Various unwrapping methods are created based on the assumption that the normal phase change is basically smooth as described in Ghiglia Pritt Two-Dimensional Phase Unwrapping Theory, Algorithms, and Software (hereinafter, “Document 1”) and Japanese Patent No. 03423486 (hereinafter “Document 2”).
Document 1 describes methods dependent on the path, such as a Branch Cut algorithm, a Quality-Guided Path Following algorithm, a Mask Cut algorithm, and a Minimum Discontinuity algorithm, as methods for unwrapping from the wrapped phases. Document 1 also describes methods not dependent on the path, such as an Unweighted Least Squares algorithm, a Weighted Least Squares algorithm, and a General Minimum LP-Norm algorithm.
Document 2 describes a method of calculating a transmitted wavefront not from the wrapped phases, but from interference fringes. In this method, the inspected substance is rotated to count the changes in tone of the interference fringe points to thereby obtain phase changes from initial angles at each angle to calculate the transmitted wavefront.
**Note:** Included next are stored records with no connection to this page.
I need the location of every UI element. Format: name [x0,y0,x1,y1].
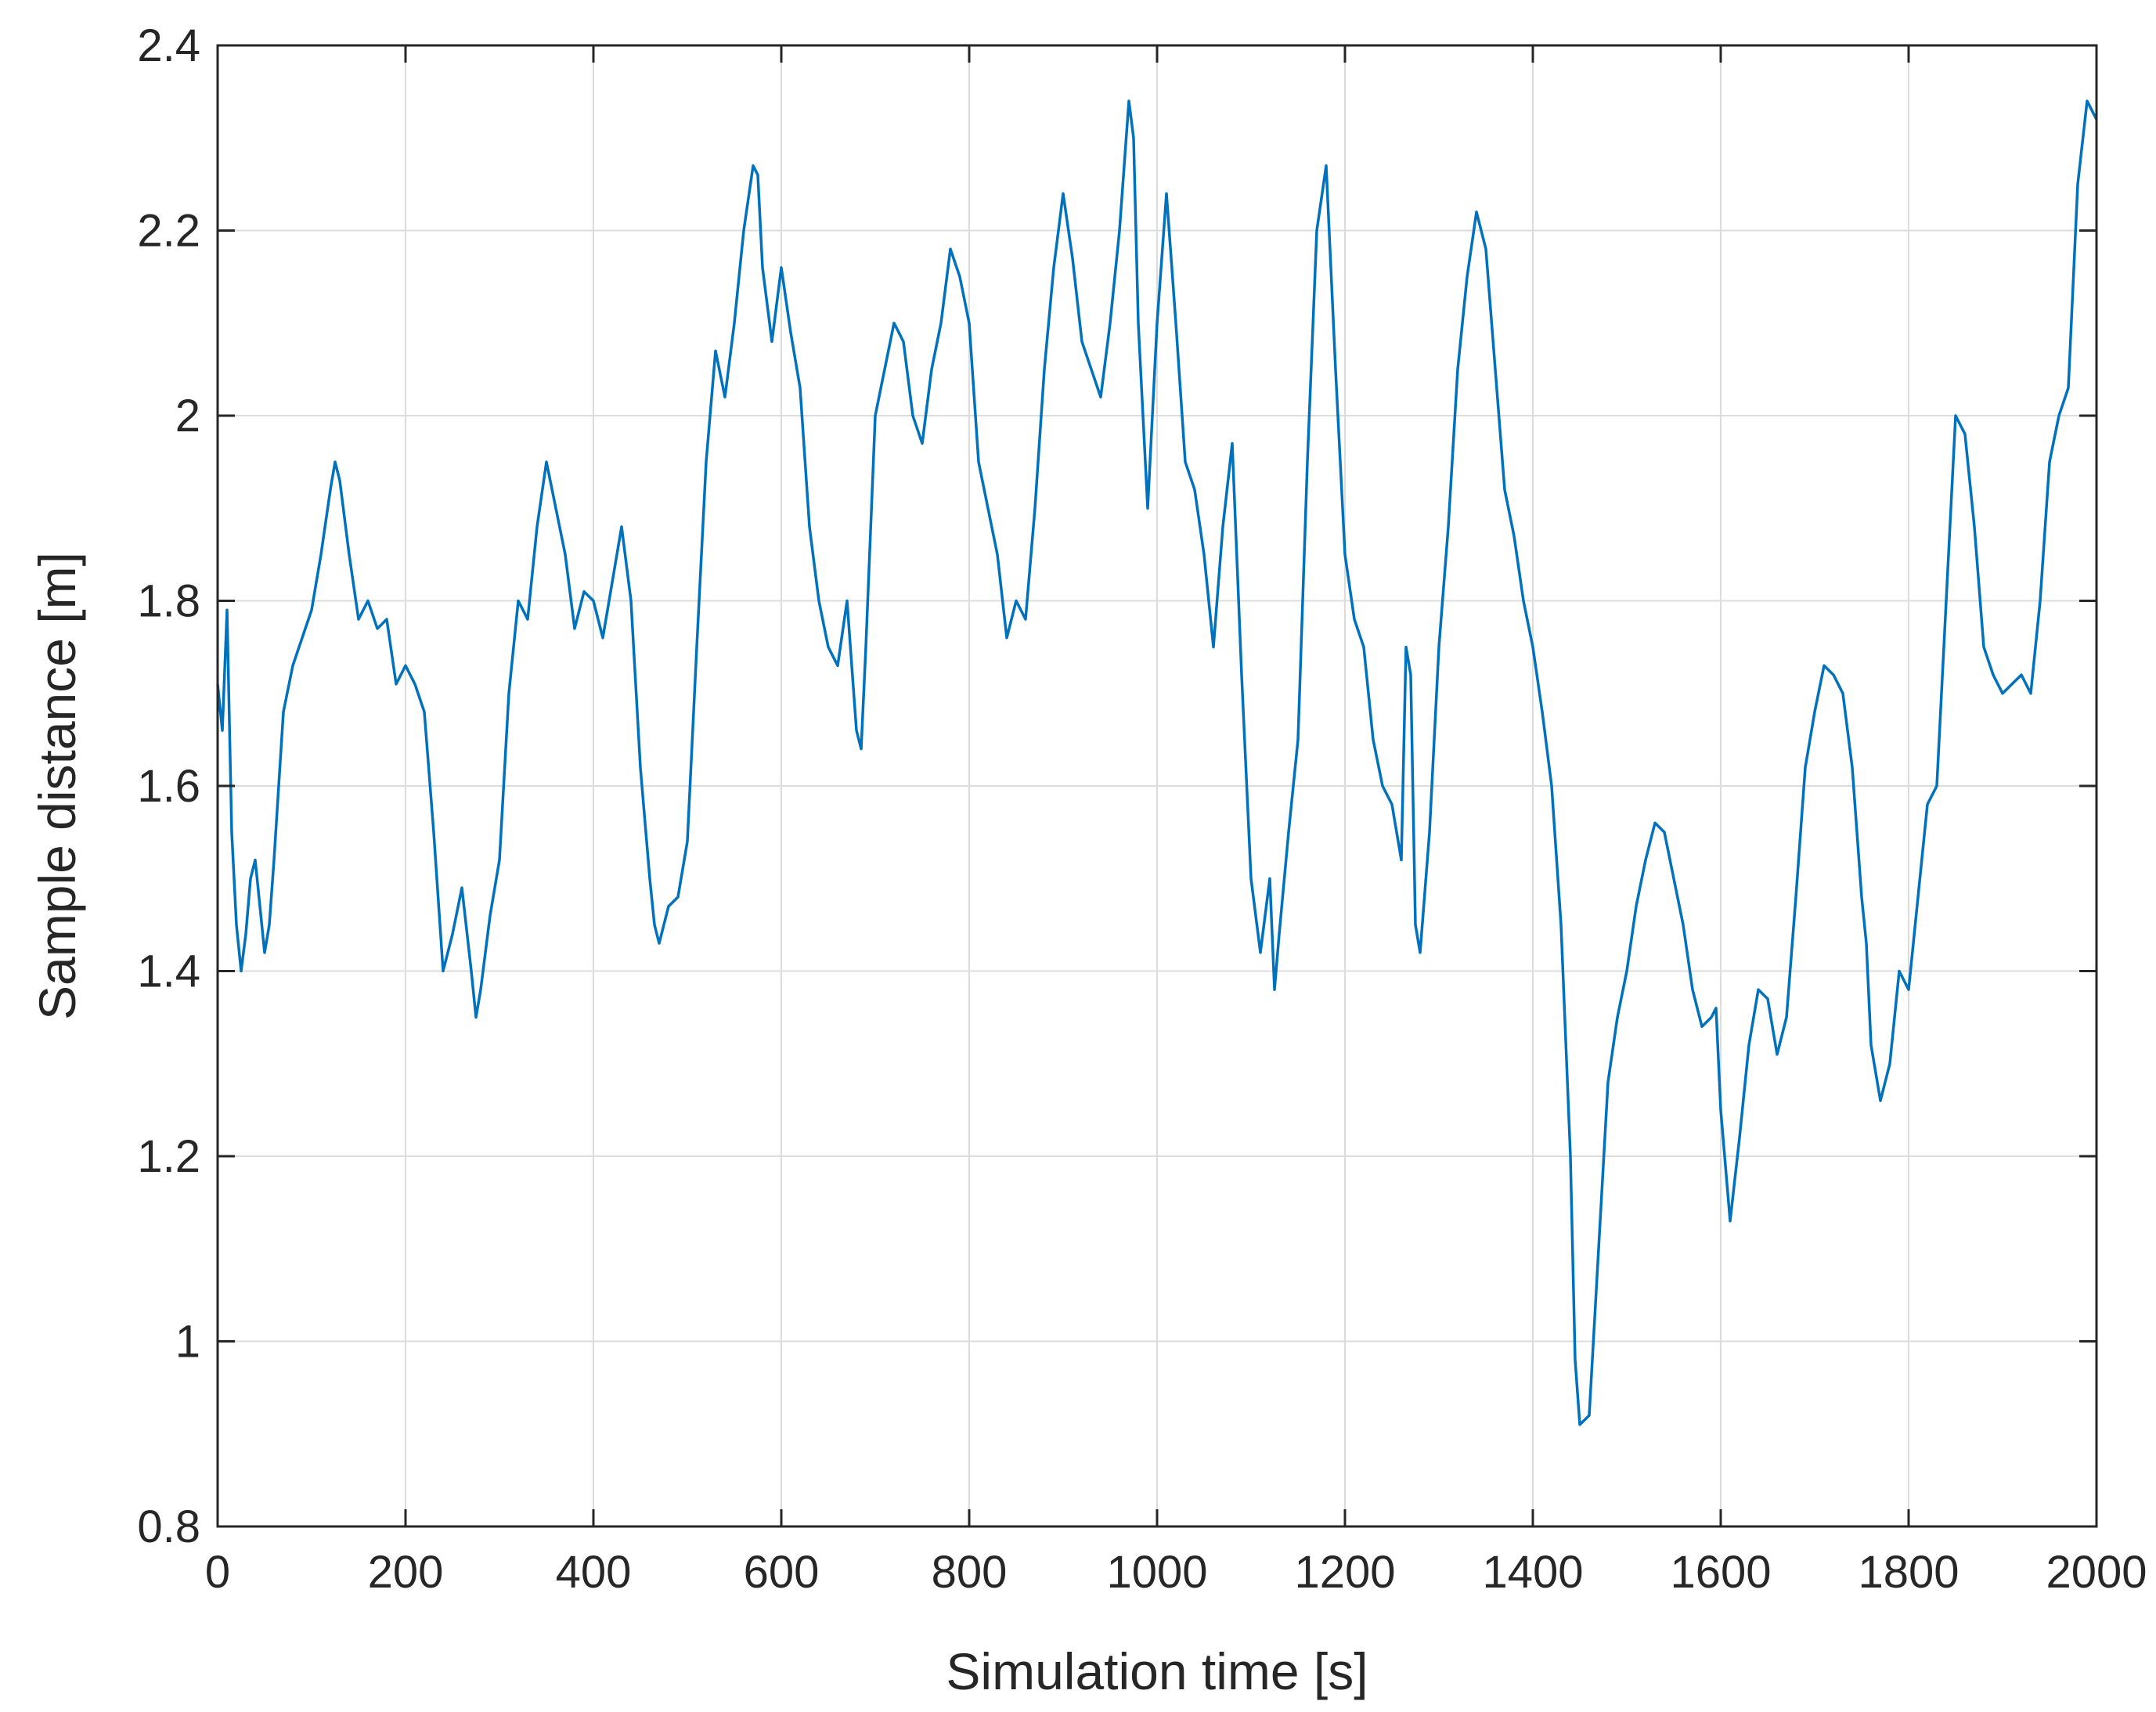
x-axis-label: Simulation time [s] [946,1642,1368,1700]
series-line [216,99,2098,1426]
y-tick-label: 1.2 [137,1131,200,1182]
grid-lines [217,45,2097,1527]
x-tick-label: 400 [556,1547,632,1598]
x-tick-label: 1400 [1482,1547,1583,1598]
y-tick-label: 1.8 [137,576,200,627]
x-tick-label: 200 [368,1547,444,1598]
y-tick-label: 2 [175,391,200,442]
y-tick-label: 1.6 [137,761,200,812]
tick-marks [216,44,2098,1528]
x-tick-label: 800 [932,1547,1008,1598]
y-tick-label: 2.4 [137,20,200,71]
x-axis-tick-labels: 0 200 400 600 800 1000 1200 1400 1600 1800 2000 [205,1547,2147,1598]
y-tick-label: 2.2 [137,206,200,257]
y-axis-label: Sample distance [m] [28,552,86,1020]
x-tick-label: 0 [205,1547,230,1598]
x-tick-label: 1800 [1858,1547,1959,1598]
y-tick-label: 1 [175,1317,200,1368]
x-tick-label: 1000 [1106,1547,1207,1598]
y-axis-tick-labels: 0.8 1 1.2 1.4 1.6 1.8 2 2.2 2.4 [137,20,200,1552]
y-tick-label: 1.4 [137,946,200,997]
x-tick-label: 1600 [1670,1547,1771,1598]
x-tick-label: 600 [744,1547,820,1598]
y-tick-label: 0.8 [137,1501,200,1552]
x-tick-label: 1200 [1294,1547,1395,1598]
x-tick-label: 2000 [2046,1547,2147,1598]
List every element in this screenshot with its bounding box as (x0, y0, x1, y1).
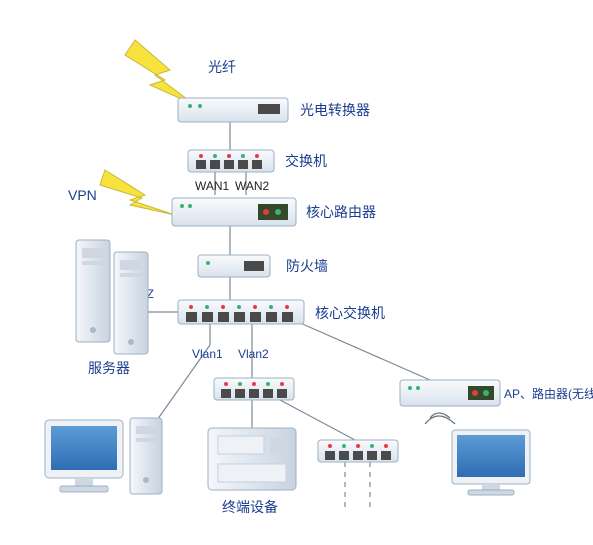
core-router-device (172, 198, 296, 226)
switch-label: 交换机 (285, 153, 327, 169)
wan1-label: WAN1 (195, 179, 230, 193)
server-label: 服务器 (88, 360, 130, 376)
core-router-label: 核心路由器 (306, 204, 376, 220)
core-switch-device (178, 300, 304, 324)
ap-router-device (400, 380, 500, 406)
access-switch-device (214, 378, 294, 400)
vlan1-label: Vlan1 (192, 347, 223, 361)
fiber-bolt-icon (125, 40, 195, 105)
converter-device (178, 98, 288, 122)
ap-label: AP、路由器(无线) (504, 386, 593, 401)
wifi-waves-icon (425, 413, 455, 424)
terminal-label: 终端设备 (222, 499, 278, 515)
converter-label: 光电转换器 (300, 102, 370, 118)
network-diagram: 光纤 VPN 光电转换器 交换机 WAN1 WAN2 (0, 0, 593, 545)
vpn-label: VPN (68, 187, 97, 203)
server-towers (76, 240, 148, 354)
top-switch-device (188, 150, 274, 172)
wireless-monitor (452, 430, 530, 495)
wan2-label: WAN2 (235, 179, 270, 193)
vpn-bolt-icon (100, 170, 175, 215)
fiber-label: 光纤 (208, 59, 236, 75)
firewall-device (198, 255, 270, 277)
vlan2-label: Vlan2 (238, 347, 269, 361)
lower-switch-device (318, 440, 398, 462)
pc-left (45, 418, 162, 494)
printer-device (208, 428, 296, 490)
firewall-label: 防火墙 (286, 258, 328, 274)
core-switch-label: 核心交换机 (315, 305, 385, 321)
However, in some cases, the number of interference fringes increase and the interference fringes become indistinct, so that the interference fringes cannot be resolved. If a two-dimensional phase image is calculated from an interference fringe image in which the indistinct interference fringes are photographed, the area with a 2π phase difference also becomes indistinct, so that unwrapping becomes difficult. In the conventional methods, unwrapping is performed by avoiding the indistinct area, or the indistinct area is interpolated by computation. Therefore, in some cases, the transmitted wavefront of the indistinct area cannot be calculated and falls off, and the reliability of the optical characteristic measurement of the optical element is reduced.